Simple Video Codec for the Nintendo DS

11/05/2022

I had an idea today to try to create a simple video codec specific to the Nintendo DS that used its native hardware features to try to achieve a good compression ratio. The idea is to use 4x4 compression as a basis, since it can effectively store pixels at a rate of 3 bits per pixel. Not only this, but the picture quality is still quite good if compressed well. On top of this, I LZ compress the texel and index data of each frame, which reduces their size by a noticeable amount.

The resulting picture quality is okay, but the file sizes are abysmal. A 90-frame video takes 837KB to store, which is a bit much for my liking. What makes me happy though is that it can still play back the video at a smooth 60 frames per second.
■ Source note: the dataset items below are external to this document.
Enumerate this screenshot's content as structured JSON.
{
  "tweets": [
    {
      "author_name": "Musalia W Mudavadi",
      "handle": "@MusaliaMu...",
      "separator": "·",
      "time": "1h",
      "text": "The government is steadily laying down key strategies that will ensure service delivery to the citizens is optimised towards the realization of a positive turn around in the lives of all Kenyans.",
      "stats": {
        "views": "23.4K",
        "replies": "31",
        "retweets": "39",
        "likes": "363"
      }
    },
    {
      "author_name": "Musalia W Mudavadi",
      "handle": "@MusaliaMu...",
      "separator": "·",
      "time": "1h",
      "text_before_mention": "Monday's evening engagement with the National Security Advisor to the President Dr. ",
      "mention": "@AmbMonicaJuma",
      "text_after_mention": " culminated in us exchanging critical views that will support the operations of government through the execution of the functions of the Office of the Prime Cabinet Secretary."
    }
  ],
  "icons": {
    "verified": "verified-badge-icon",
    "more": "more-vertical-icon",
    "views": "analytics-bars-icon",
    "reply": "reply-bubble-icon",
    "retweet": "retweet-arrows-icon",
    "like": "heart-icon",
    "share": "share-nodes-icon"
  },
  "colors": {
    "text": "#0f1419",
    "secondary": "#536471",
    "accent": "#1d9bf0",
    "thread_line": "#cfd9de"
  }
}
Different measures will need to be taken to try to improve the compession ratio while not taking a hit to performance. My main fear with this is that with the LZ compression, there may not be very much wiggle room left for operations that can be done on the frame data to get it sent to VRAM in time. Either the other code will have to be really fast, or maybe LZ compression will have to be replaced with something a little less intense at runtime, perhaps something more geared towards 4x4 texture data specifically.

I talked to Gericom a bit about it, and he suggested that I try to use the ARM7 to offload some of the processing, which I really should have thought of sooner, being one of the DS's more distinctive features. Since the ARM7's bus timings for non-sequential memory access aren't broken like the ARM9's, it could improve the time taken to perform the decompressions. Another idea tossed around was to use layers, which could be used to approximate the concept of I-frames and P-frames, which currently do not exist in my implementation. These have the potential to reduce the file size a fair bit combined with the lossless compression stage on top.

Additionally, some parts of the frame could be reused for other frames to limit the amount of potentially redundant data being decompressed and uploaded per frame. One scheme I thought of was sharing palettes and index data between frames, since most of the time objects are pretty similar from one frame to the next, it may not be worthwhile to have two entirely different sets of palette and index data. In theory this will reduce the file size as well as the decoding time. I'm not sure where I'll go with this yet, we'll see.